Consider the titration of a weak acid that has a pKa = 4.00. Suppose a chemist was going to perform a titration on 50.0 mL of 0.050 0 M of the weak acid using 0.500 M NaOH. (A) What would be the pH of the solution after 0.00 mL of 0.500 M NaOH has been added?(B) What would be the pH halfway to the equivalence point of the titration?(C) What would be the pH at the equivalence point in the titration? (D) What would be the pH of the solution after 6.00 mL of 0.500 M NaOH has been added?

Use the following reasoning when solving this problem.

Because at the equivalence point the moles of strong base (0.500 M NaOH) added as a titrant equal the moles of weak acid, HA (50.0 ml of 0.050 M) in the solution,  we can start by calculating the volume of 0.500 M NaOH needed to reach the equivalence point. To do this we simply equate the moles of HA to moles of NaOH by using the dilution formula. i.e. M_aV_a = M_bV_b where a represents HA and b represents NaOH. To calculate volume of NaOH needed to reach the equivalence point, V_b, we plug in the molarities for HA (M_a) and NaOH (M_b) and volume of HA (V_a) in the formula and solve for V_b.Use the obtained value of V_b to determine which point of the titration each of the 4 given volumes represents. You should find the value of Vb to be .... ml).

(a) 0.00 mL added NaOH, is the region before any titrant is added. pH is determined by the weak acid equilibrium constant equation (HA + H₂O ↔  H₃O⁺ + A^-).  Use the Ka expression to determine the pH.

(b) If V_b if greater than 2.5 mL added NaOH - This is the region beforethe equivalence point. HA is partially converted to A-, so we have a mixture of HA and A- (A buffer). We use the Henderson-Hasselbalch Eq. to find pH. Subtract moles of added NaOH from initial moles of HA to calculate remaining moles of HA. The amount of conjugate base A- formed is equal to the moles of added NaOH.

(c) If V_b is equal to 5 mL added NaOH, The titration is at the equivalence point: “all” HA has been converted to A-, the conjugate weak base.  pH is determined from (A^- + H₂O ↔ HA + OH^-), so we have to use the Kb expression to determine the pH. The concentration of A- is based of the original concentration of HA times the dilution factor (initial volume/total volume).

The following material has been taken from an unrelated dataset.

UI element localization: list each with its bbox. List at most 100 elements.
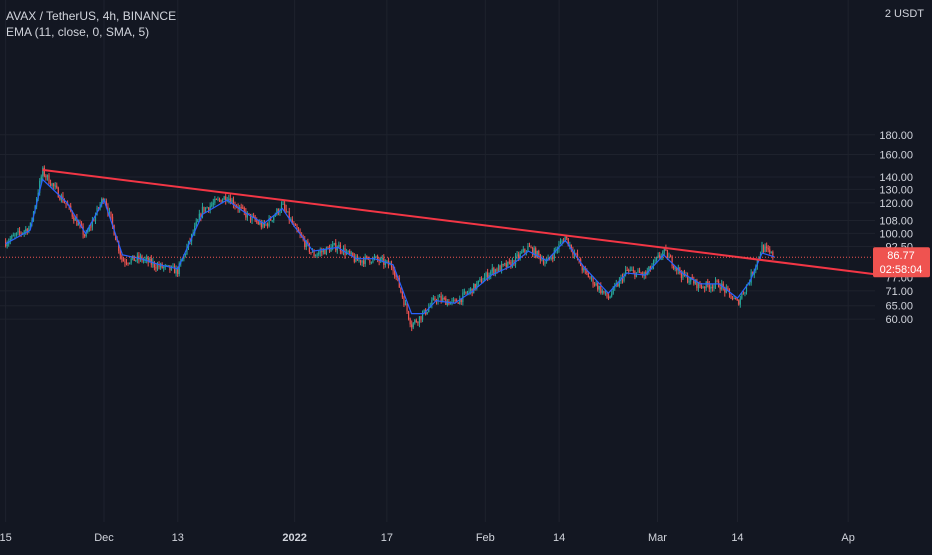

(d) If 6 mL added NaOH is greater than V_b, This is the region after the equivalence point: All HA has been converted to A- and we have excess OH^- from the strong base. pH determined by excess OH^- since OH^- is a much stronger base than A-. Subtract moles of HA from moles of added NaOH to find moles of excess OH- and divide the obtained value of moles by the total volume of solution (50.0 mL + 6.00 mL = 56.00 mL = 0.056 L) to get the molarity of excess OH-, then the pOH and pH.